ReadyMade
- Editor: Kitty Morgan
- Categories: Do it yourself (DIY)
- Frequency: Bimonthly
- Founded: 2001
- Final issue: 2011
- Company: Meredith Corporation
- Country: United States
- Based in: Des Moines, Iowa
- Language: English
- Website: ReadyMade
- ISSN: 1544-2950

= ReadyMade (magazine) =

ReadyMade (or Ready Made) was a California, United States, bimonthly magazine which focused on do-it-yourself (DIY) projects involving interior design, making furniture, home improvement, sewing, metalworking, woodworking and other disciplines. It also focused on sustainable design, independent music and DIY culture. The magazine was marketed to people who enjoy creating unique items to have at home and wear and featured projects which could often be completed with everyday materials, such as household items.

==History==
ReadyMade was founded by chief editor Shoshana Berger and publisher Grace Hawthorne in Berkeley, California. The inaugural issue was published in Winter 2002, with quarterly issues produced until the magazine moved to bimonthly issues with the March/April 2004 publication. In 2006, the Meredith Corporation purchased the magazine. In January 2009, Meredith announced it was relocating the magazine's creative staff to Des Moines, Iowa due to company-wide budgetary concerns (though the ReadyMade title itself was reportedly successful). None of the editorial staff chose to relocate, and Better Homes and Gardens executive editor Kitty Morgan assumed editorial duties for ReadyMade on an interim basis.

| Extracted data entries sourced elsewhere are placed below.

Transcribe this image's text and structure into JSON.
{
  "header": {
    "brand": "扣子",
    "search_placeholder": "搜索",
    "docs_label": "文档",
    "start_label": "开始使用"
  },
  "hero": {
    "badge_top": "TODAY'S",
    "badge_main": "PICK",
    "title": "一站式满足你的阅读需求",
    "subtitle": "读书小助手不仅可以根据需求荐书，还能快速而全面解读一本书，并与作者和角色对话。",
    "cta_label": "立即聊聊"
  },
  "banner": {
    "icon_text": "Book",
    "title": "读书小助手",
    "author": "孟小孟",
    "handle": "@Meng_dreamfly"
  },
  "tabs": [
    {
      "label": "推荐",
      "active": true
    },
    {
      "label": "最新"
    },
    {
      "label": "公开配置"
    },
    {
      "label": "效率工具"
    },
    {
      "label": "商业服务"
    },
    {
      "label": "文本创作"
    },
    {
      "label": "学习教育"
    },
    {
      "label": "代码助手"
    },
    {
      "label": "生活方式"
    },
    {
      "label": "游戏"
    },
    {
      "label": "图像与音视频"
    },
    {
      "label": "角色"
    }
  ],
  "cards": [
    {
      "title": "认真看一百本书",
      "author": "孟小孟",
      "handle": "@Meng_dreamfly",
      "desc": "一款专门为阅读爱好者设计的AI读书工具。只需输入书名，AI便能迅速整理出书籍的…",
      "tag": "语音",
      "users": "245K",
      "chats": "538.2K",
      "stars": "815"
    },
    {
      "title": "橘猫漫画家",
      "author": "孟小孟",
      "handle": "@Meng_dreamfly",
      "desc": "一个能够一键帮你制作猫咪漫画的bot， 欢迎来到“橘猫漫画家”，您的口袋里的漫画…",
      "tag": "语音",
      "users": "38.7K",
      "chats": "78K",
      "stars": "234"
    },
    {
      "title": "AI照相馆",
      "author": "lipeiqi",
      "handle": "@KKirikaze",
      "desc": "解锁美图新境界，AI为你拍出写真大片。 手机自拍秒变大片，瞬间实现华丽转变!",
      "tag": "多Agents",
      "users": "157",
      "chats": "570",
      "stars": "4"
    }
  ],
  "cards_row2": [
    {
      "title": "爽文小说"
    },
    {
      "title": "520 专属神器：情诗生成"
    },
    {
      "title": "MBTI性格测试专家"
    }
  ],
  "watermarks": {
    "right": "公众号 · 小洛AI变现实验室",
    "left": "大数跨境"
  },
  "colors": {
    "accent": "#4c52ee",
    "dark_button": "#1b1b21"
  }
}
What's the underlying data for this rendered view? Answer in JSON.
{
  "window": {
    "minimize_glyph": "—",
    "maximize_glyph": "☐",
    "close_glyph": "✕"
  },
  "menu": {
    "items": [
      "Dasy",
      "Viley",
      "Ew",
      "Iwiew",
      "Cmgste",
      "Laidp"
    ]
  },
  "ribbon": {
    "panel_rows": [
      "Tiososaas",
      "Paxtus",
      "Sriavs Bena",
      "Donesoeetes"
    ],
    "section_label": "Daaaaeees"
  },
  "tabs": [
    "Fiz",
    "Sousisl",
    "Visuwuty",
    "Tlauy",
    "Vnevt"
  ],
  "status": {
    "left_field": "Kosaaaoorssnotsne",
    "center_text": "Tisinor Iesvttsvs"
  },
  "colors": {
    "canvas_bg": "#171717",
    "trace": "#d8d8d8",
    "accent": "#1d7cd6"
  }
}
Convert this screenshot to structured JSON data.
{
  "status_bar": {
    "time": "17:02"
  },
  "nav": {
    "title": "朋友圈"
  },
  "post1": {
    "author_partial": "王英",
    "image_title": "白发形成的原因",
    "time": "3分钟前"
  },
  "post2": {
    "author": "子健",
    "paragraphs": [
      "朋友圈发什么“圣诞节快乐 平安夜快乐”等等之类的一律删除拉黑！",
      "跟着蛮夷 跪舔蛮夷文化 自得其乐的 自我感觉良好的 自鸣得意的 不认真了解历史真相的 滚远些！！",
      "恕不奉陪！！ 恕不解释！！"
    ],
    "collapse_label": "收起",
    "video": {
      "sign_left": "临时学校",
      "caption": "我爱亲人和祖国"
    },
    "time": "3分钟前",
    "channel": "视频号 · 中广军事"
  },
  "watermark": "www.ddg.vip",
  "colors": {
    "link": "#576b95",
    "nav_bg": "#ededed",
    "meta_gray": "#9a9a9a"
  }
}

On June 16, 2011, ReadyMade announced on its blog that Meredith had discontinued the magazine.

==Subjects==
Unlike more traditional home improvement magazines and how-to books, ReadyMades projects were aimed at a younger (21–39) audience. Projects in their issues included:
- making a lamp out of a cd spindle
- altering a car stereo to accept an iPod input jack
- instructions on how to run for local office in the United States
- recycling broken speakers to become light fixtures, coffee tables, or bookcases

and similar projects with an emphasis on creating an urban indie aesthetic.

==Demographic==
ReadyMade was aimed at the emerging DIY culture in North America that enjoys not only the fashion of handmade items and interior design, but also the philosophy and politics inherent in recycling, DIY attire, and ecology. The ads featured in the magazine targeted a largely liberal readership interested in locally produced, handmade, ecological, and organic goods, but also featured ads from companies such as PF Flyers shoes, Urban Outfitters, and similar corporations looking to appeal to a young hipster audience. The music featured in the articles was generally independent rock, featuring such artists' own DIY projects, such as an article where The Flaming Lips showed how to make a mock space station out of junkyard parts.